Ruang demokrasi untuk menyampaikan pendapat di muka umum, termasuk kebebasan berekspresi, berpendapat, serta melakukan aksi demonstrasi, menyempit akibat pendekatan keamanan yang represif di Papua. Kondisi ini tidak hanya menghambat partisipasi publik dalam proses pengambilan keputusan, tetapi juga memperlemah fungsi kontrol masyarakat terhadap kebijakan pemerintah.

11) Rasisme terhadap Orang Papua

Rasisme masih menjadi persoalan nyata dalam interaksi sosial baik di Papua maupun di luar Papua, ditandai oleh stigma dan stereotip negatif terhadap Orang Asli Papua yang berdampak pada terbatasnya akses terhadap pendidikan, pekerjaan dan layanan publik, serta memicu konflik sosial dan membentuk trauma kolektif.

12) Korupsi dan Tata Kelola Pemerintahan yang Lemah

Praktik korupsi, mismanajemen dan tata kelola pemerintahan yang lemah dan tidak transparan menyebabkan pembangunan di Papua tidak berjalan efektif, sehingga masyarakat tetap berada dalam kondisi kemiskinan dan ketertinggalan meskipun wilayah ini menerima dana Otonomi Khusus dalam jumlah yang sangat besar.

Enam rekomendasi

Memperhatikan hasil Sidang Agung Gereja Katolik Indonesia (SAGKI) Tahun 2025, serta arahan Rapimnas Pemuda Katolik Tahun 2025 yang mengusung tema “Partisipasi dan Kolaborasi Pemuda Katolik dalam Pembangunan”, dan dengan mempertimbangkan masukan dari seluruh Komda Se-Tanah Papua, maka disampaikan enam rekomendasi sebagai berikut:

Program Partisipatif dan Kolaboratif

1) Melanjutkan program edukasi, advokasi, media handling, riset dan publikasi dari periode sebelumnya, dengan fokus pada peningkatan kualitas kegiatan dan pencapaian target yang terukur.

2) Kolaborasi dengan Badan Pengarah Percepatan Pembangunan Otonomi Khusus Papua (BP3OKP) dan Komite Eksekutif Percepatan Pembangunan Otonomi Khusus Papua (KEPPOKP) guna memberikan masukan dan pertimbangan dalam merumuskan kebijakan strategis percepatan pembangunan Papua, mendukung penguatan kapasitas sumber daya manusia, serta mendampingi pengembangan usaha ekonomi produktif untuk meningkatkan kesejahteraan masyarakat asli Papua.

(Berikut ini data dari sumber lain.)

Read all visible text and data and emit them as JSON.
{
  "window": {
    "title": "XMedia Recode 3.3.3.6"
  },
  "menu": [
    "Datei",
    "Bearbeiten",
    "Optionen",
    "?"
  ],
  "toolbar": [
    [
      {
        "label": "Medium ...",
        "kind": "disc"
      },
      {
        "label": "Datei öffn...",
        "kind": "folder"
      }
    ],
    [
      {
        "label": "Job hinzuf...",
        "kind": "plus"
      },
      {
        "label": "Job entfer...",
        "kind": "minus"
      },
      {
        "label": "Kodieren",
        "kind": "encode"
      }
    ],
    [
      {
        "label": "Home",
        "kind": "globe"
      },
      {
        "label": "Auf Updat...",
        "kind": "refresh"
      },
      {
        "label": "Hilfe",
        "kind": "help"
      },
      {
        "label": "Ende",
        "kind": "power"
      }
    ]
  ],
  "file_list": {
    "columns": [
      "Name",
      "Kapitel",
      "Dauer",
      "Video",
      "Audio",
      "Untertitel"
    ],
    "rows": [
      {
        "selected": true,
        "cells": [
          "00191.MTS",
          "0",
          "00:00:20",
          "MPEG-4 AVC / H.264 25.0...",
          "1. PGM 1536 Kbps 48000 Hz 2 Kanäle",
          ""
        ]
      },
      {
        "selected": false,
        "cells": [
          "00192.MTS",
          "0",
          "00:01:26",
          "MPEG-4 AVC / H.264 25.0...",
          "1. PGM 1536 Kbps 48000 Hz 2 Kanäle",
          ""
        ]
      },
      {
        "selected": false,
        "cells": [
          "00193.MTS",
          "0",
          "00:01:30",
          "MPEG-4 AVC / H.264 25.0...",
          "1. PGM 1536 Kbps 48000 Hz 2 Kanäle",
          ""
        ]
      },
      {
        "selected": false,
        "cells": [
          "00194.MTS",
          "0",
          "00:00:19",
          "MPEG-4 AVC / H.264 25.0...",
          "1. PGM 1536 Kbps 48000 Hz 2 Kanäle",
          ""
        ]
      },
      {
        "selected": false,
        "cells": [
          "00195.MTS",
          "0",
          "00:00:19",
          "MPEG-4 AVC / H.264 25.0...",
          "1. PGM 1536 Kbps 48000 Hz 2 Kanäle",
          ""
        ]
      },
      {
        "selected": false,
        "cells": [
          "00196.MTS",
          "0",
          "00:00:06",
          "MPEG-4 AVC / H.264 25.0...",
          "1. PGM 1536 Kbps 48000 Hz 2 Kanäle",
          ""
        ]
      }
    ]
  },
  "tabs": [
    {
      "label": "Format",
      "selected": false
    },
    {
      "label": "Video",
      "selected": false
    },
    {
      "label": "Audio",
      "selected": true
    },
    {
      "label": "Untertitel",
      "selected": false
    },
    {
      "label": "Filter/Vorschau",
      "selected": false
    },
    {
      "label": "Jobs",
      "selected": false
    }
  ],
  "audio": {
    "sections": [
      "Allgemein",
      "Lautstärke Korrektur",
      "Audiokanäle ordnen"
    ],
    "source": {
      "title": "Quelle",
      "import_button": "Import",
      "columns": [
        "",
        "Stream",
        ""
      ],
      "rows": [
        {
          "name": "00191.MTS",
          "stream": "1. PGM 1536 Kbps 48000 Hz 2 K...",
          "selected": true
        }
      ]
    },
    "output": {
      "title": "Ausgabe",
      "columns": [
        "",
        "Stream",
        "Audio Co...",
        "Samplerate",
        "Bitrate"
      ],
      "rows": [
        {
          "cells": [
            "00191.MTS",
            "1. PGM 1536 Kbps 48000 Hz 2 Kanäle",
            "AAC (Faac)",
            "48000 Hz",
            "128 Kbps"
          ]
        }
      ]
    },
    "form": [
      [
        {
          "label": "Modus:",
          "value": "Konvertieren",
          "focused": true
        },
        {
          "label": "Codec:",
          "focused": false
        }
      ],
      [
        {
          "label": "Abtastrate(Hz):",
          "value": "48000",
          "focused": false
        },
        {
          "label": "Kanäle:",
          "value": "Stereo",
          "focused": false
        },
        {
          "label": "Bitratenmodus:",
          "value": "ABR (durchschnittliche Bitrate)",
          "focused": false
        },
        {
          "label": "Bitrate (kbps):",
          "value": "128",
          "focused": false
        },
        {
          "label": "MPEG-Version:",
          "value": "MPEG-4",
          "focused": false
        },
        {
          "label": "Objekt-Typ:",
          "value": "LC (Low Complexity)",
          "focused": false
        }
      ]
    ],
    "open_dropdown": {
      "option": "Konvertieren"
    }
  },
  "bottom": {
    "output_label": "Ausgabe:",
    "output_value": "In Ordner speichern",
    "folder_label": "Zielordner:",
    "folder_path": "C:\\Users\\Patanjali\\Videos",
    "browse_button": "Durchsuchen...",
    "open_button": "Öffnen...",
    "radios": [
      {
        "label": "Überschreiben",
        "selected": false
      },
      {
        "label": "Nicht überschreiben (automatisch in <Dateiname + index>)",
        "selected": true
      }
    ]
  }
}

3) Kolaborasi dengan Kementerian HAM dan Komnas HAM untuk pelatihan, penyelidikan dan pelaporan kasus pelanggaran HAM di Papua, sehingga setiap persoalan dapat ditangani secara efektif, tepat sasaran dan sesuai prosedur hukum.

4) Membangun komunikasi intens dengan petinggi TNI/Polri, khususnya kader Katolik, sebagai jembatan efektif antara aparat dan masyarakat Papua untuk memfasilitasi pendekatan yang tepat, mencegah konflik, memperkuat kepercayaan dan mendukung dialog.

5) Kolaborasi dengan pemerintah, masyarakat adat, Gereja dan LSM untuk mempercepat pemetaan serta sertifikasi hak ulayat komunal, sekaligus mendorong regulasi yang menjamin perlindungan hak ulayat, budaya dan lingkungan secara adil dan berkelanjutan.

6) Membangun tim riset serta memperluas jejaring akademisi dan praktisi Pemuda Katolik, sekaligus menjalin kerja sama dengan pemerintah daerah di Papua untuk mendukung perumusan kebijakan, regulasi dan strategi pembangunan yang responsif, kontekstual dan berbasis kebutuhan masyarakat Papua.

Enam Seruan Moral

1) Mendesak Pemerintah untuk segera membuka ruang dialog resmi antara OPM dan Pemerintah Indonesia dengan menghadirkan mediator independen, kredibel dan diterima kedua belah pihak. Model dialog damai Helsinki di Aceh dapat dijadikan rujukan bahwa konflik bersenjata hanya dapat diselesaikan melalui dialog politik yang jujur, setara dan bermartabat. Papua membutuhkan proses dialog yang sungguh-sungguh dan dijamin negara sebagai jalan menuju perdamaian permanen demi keselamatan rakyat dan masa depan Tanah Papua.

2) Mendesak pemerintah menghentikan operasi militer, penambahan pasukan baru serta menarik aparat organik dan non-organik dari wilayah-wilayah sipil di Papua. Negara harus mengutamakan pendekatan persuasif, dialogis dan humanis untuk menghentikan kekerasan yang berulang, mencegah trauma kolektif yang berkepanjangan, serta memastikan perlindungan dan keselamatan masyarakat sipil sebagai prinsip dasar penyelenggaraan keamanan.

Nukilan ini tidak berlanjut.